Everything is to glorify God! Whatever we do, in word or action, is to glorify God in order that…
That others may know him. Listen to Paul's words a little earlier in 1st Corinthians as he talked about his desire for others to be saved. 1 Corinthians 9:22-23, To the weak I became weak, that I might win the weak. I have become all things to all people, that by all means I might save some. I do it all for the sake of the gospel, that I may share with them in its blessings.
Jesus said he came into the world to seek and to save that which is lost! John 3:16 tells us that, For God so loved the world, that he gave his only Son, that whoever believes in him should not perish but have eternal life.
We are obligated to live in harmony to the glory of God that the world we live in may have hope of eternal life. Jesus loved the lost enough to come to earth, live among men, be despised and rejected and die on a cross that the world through him might be saved!
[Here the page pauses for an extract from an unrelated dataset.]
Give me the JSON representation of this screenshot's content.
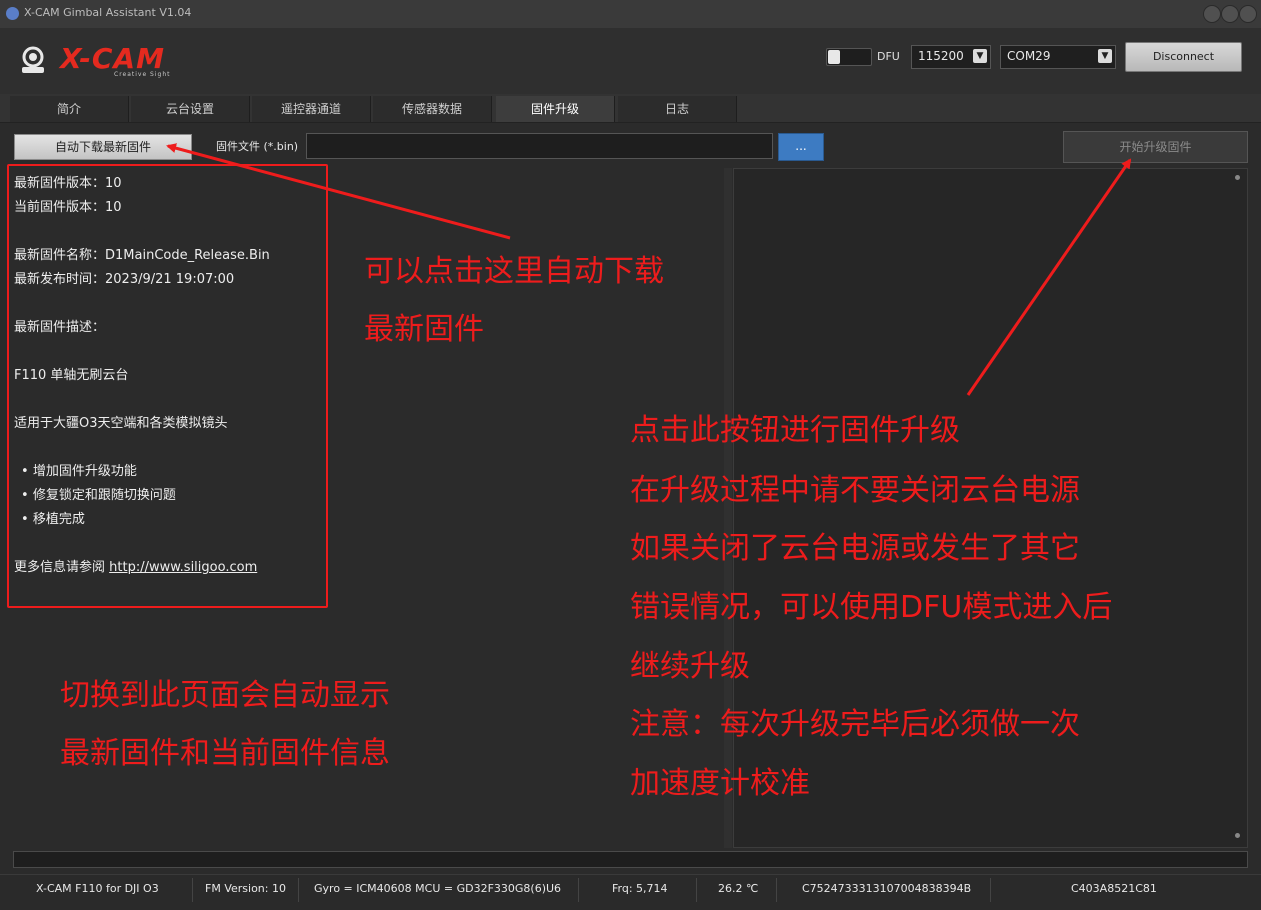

Paul said that he had such a desire that his people be saved that he would give up his own salvation, if he could, to achieve their salvation. He was willing to become all things to all men that by all means he might win some.
We must remember that God called us out of darkness into light. He did not choose us because we were good in fact the Bible says that Christ died for the ungodly. Before we came to know Christ that's who we were. None were better than the other and none were worse than the other we all have sinned and come short of the glory of God. We all faced the penalty of sin — death and hell! So having been delivered from our sins and brought into the kingdom of God we have an obligation to live in harmony with one another for the glory of God. John Piper's take on the old confession says, "The chief end of man is to glorify God by enjoying him forever." We don't have the choice of glorifying God or enjoying him forever. We are to enjoy God and thereby bring glory to him. As we do this we will see others desire to come to know him.
All scripture quotes from:The Holy Bible : English standard version. 2001. Wheaton: Standard Bible Society.